On a separate note, it is possible to imagine that the experience of being ghosted is a prelude to an intensification of pleasure, due to the repression of jouissance, and therefore the gnawing of Lack. In other words, I desire your attention, and therefore, your withholding it from me intensifies my Lack of it, almost masochistically, out of frustration, until my desire begins to transfer or defer itself as a metonymy in the signifying chain, such that I substitute you with something else—another signifier— which could give me the universe and thus I no longer desire you, who obviously cannot give it to me.
I hope you have been able to follow me through this process.
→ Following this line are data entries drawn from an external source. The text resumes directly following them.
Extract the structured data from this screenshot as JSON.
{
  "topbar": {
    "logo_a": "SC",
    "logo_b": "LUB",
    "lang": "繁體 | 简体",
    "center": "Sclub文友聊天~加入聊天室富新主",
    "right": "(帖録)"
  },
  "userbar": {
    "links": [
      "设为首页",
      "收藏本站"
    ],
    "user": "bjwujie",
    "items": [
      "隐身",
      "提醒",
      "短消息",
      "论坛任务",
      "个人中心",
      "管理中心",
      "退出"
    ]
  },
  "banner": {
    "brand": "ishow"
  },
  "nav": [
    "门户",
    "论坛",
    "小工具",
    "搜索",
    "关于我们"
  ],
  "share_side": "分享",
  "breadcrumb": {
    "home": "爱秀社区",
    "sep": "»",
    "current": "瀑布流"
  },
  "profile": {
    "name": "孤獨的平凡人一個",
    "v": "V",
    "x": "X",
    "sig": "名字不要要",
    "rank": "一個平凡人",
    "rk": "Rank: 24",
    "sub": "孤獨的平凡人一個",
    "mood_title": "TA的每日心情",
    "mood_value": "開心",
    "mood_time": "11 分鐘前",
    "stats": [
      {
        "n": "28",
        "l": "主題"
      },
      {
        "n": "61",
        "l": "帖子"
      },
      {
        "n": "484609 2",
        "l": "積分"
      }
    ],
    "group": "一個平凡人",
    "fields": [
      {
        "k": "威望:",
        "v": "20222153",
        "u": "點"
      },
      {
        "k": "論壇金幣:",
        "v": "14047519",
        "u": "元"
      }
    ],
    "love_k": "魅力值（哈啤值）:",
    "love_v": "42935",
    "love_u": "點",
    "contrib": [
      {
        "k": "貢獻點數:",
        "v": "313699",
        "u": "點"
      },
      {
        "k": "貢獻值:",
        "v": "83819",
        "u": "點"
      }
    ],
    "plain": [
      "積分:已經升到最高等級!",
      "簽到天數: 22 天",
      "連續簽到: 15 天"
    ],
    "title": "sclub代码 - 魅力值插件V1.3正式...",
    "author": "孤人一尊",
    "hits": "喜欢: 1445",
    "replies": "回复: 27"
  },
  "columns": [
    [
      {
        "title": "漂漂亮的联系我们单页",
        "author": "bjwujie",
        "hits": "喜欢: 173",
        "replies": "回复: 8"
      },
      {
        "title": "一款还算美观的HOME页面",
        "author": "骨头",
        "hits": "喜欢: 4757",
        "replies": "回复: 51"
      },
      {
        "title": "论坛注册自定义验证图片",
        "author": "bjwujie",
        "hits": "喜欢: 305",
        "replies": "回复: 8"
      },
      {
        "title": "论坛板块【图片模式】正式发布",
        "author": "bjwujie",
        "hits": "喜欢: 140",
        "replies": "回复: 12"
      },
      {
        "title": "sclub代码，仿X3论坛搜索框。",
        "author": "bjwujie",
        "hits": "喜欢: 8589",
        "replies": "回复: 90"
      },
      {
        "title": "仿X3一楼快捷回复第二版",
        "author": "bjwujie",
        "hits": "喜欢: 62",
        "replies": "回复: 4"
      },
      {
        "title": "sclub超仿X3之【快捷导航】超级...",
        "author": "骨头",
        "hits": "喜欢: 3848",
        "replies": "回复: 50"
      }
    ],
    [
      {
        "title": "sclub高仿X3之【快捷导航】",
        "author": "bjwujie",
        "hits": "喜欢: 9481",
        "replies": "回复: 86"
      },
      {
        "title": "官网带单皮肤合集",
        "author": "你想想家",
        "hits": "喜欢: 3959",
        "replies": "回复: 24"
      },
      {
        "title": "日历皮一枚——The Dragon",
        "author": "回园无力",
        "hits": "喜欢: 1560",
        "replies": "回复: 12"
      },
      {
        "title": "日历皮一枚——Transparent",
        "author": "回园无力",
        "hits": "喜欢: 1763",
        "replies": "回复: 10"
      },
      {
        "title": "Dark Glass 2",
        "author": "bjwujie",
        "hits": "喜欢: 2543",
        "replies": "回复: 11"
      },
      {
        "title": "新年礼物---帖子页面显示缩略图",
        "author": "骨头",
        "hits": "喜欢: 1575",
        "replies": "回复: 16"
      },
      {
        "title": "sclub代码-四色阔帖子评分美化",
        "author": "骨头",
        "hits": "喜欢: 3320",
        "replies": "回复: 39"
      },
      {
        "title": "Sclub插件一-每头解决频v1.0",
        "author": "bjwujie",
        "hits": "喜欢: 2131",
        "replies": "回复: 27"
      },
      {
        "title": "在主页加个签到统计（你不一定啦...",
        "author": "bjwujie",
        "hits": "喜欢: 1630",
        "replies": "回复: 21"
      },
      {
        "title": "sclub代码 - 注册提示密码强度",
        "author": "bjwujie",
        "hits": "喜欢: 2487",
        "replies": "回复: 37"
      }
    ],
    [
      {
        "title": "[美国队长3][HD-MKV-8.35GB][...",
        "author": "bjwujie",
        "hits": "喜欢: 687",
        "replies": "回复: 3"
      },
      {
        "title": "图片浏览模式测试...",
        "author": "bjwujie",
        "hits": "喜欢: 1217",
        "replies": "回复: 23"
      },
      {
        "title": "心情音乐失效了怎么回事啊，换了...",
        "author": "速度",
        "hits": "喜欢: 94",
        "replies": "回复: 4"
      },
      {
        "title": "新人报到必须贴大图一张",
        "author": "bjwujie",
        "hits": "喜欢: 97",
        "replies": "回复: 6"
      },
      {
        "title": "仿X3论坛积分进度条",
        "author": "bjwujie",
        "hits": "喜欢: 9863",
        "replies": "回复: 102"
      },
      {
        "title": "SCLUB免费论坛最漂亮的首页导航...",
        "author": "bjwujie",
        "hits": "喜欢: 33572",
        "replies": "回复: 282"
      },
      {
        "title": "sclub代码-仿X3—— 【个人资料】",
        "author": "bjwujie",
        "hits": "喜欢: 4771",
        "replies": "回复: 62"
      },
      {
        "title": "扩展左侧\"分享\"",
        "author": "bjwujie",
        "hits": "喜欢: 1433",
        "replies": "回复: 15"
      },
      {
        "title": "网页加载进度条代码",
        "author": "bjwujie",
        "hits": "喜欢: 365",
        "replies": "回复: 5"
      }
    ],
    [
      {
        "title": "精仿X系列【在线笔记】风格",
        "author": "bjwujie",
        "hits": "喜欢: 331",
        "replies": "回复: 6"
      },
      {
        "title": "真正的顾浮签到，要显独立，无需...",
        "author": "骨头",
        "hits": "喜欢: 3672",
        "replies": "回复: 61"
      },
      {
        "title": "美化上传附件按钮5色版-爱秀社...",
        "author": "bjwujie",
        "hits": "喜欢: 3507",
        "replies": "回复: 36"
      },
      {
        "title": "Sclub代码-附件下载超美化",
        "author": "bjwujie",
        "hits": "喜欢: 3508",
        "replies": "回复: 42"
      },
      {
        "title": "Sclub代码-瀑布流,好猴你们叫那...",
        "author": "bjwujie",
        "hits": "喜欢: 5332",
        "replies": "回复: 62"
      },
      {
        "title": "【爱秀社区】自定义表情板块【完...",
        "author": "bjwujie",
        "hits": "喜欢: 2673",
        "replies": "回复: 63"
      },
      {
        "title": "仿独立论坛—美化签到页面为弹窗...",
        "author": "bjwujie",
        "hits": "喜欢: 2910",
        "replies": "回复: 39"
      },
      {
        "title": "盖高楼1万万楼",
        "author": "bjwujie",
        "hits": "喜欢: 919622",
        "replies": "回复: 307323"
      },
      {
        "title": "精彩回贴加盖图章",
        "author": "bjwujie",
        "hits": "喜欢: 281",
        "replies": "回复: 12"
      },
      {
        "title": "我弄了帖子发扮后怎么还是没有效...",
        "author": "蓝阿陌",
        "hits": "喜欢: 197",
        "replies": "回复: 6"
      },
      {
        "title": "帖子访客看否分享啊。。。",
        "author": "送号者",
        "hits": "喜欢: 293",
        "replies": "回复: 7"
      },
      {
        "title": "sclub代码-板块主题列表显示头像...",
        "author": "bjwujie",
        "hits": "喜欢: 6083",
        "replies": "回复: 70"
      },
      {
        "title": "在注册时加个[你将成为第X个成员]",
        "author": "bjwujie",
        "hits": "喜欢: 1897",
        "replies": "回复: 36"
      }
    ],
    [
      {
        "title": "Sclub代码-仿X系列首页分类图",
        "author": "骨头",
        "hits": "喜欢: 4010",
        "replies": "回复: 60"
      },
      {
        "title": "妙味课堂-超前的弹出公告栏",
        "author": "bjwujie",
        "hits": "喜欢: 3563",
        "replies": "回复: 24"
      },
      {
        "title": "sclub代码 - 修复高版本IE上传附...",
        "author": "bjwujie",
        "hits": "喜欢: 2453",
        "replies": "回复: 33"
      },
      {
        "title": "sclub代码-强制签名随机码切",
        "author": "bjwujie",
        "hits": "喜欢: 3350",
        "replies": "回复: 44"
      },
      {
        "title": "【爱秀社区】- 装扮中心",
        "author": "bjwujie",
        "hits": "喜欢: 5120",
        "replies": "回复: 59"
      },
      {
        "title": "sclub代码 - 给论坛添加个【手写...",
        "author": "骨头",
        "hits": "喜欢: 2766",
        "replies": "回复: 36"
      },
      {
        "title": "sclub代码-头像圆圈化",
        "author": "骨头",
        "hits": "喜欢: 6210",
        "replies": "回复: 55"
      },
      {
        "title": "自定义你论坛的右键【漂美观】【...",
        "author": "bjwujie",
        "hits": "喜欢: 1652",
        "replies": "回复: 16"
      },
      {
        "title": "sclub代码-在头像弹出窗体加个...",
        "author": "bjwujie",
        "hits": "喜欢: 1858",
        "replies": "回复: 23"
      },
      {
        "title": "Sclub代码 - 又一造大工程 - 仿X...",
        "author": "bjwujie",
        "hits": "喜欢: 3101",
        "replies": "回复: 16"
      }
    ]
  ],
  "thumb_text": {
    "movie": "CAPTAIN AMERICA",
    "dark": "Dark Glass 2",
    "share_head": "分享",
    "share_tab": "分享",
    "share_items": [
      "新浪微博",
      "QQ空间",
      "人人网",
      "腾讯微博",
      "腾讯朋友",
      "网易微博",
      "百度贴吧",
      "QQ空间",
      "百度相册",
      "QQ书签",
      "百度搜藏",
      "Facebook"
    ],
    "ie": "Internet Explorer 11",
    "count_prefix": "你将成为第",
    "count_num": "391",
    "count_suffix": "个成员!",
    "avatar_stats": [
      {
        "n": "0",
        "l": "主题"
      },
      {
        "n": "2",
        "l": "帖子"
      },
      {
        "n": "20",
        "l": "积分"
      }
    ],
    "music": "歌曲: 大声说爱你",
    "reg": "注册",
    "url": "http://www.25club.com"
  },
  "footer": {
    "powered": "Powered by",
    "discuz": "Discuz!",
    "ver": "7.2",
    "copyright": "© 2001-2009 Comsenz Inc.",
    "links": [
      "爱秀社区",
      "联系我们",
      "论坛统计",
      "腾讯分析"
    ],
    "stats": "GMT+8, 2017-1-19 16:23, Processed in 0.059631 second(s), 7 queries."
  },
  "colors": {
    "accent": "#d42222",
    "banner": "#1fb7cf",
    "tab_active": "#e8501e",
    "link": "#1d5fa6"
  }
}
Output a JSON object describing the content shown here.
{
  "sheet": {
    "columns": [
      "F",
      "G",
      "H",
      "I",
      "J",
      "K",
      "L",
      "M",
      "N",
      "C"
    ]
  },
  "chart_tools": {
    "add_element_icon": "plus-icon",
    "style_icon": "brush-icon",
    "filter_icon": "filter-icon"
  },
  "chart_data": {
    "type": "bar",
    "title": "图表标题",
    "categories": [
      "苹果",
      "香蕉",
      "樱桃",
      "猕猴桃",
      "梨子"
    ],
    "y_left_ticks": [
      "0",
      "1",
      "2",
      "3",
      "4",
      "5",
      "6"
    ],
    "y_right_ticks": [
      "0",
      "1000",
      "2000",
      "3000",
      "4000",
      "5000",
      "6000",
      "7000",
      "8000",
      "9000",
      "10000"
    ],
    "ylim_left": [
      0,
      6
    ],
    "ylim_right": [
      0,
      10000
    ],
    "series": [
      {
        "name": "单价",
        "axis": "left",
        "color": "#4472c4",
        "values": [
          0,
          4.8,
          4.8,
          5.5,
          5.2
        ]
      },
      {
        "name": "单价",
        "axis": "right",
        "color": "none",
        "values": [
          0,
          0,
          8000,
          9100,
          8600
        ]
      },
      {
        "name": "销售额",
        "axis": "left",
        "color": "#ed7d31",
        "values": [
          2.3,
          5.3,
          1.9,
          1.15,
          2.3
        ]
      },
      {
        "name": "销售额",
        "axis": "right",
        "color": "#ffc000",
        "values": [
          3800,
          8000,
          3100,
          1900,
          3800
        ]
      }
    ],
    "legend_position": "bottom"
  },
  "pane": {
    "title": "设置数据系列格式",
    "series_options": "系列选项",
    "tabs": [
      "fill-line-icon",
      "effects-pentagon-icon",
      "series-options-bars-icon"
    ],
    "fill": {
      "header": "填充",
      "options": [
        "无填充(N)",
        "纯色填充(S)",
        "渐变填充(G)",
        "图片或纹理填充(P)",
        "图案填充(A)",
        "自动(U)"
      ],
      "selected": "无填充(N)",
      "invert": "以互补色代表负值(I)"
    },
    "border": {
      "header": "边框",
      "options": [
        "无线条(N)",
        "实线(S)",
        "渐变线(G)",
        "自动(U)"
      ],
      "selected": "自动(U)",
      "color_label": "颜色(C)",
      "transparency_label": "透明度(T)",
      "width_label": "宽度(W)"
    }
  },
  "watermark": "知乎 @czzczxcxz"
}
To close Seminar II, I would like to reiterate that the subject of Love is complex in Lacan, because it involves both an impossible effort and an impossible delusion, and yet an impossible sacrifice of the self for an impossible objective, which does not exist, and yet which we nonetheless strive to meet as part of an impossible part of human experience. In other words, Love is a process-of-becoming, and not an end to becoming, such that we must consciously make the castrating exchange with our Beloved, who we identify, choose and only realise that we love retrospectively, as part of the signifying chain, as our best hope for fulling the objet petit a at the centre of our Lack.
If Love, at its most intense, offers an impossible annihilation of the Beloved and the Lover, an almost infinitely-close oscillation—or exchange—between the two points, we might thus consider how we interact in the less intense sections of Love, or the intentions of Love which we often mediate alone, barred from our Beloved Other through the language of signifiers which we are born into and which bring us into consciousness and therefore into Otherness as subjects, and that we still, in the absence of truly knowing someone else—and thus in spite of hatred—choose to accept them as if they could be completely transparent to us inasmuch as they could give us the universe, and given that we can imagine it to be so, even if symbolically, then we might as well say they do.
Thank you for attending the seminar.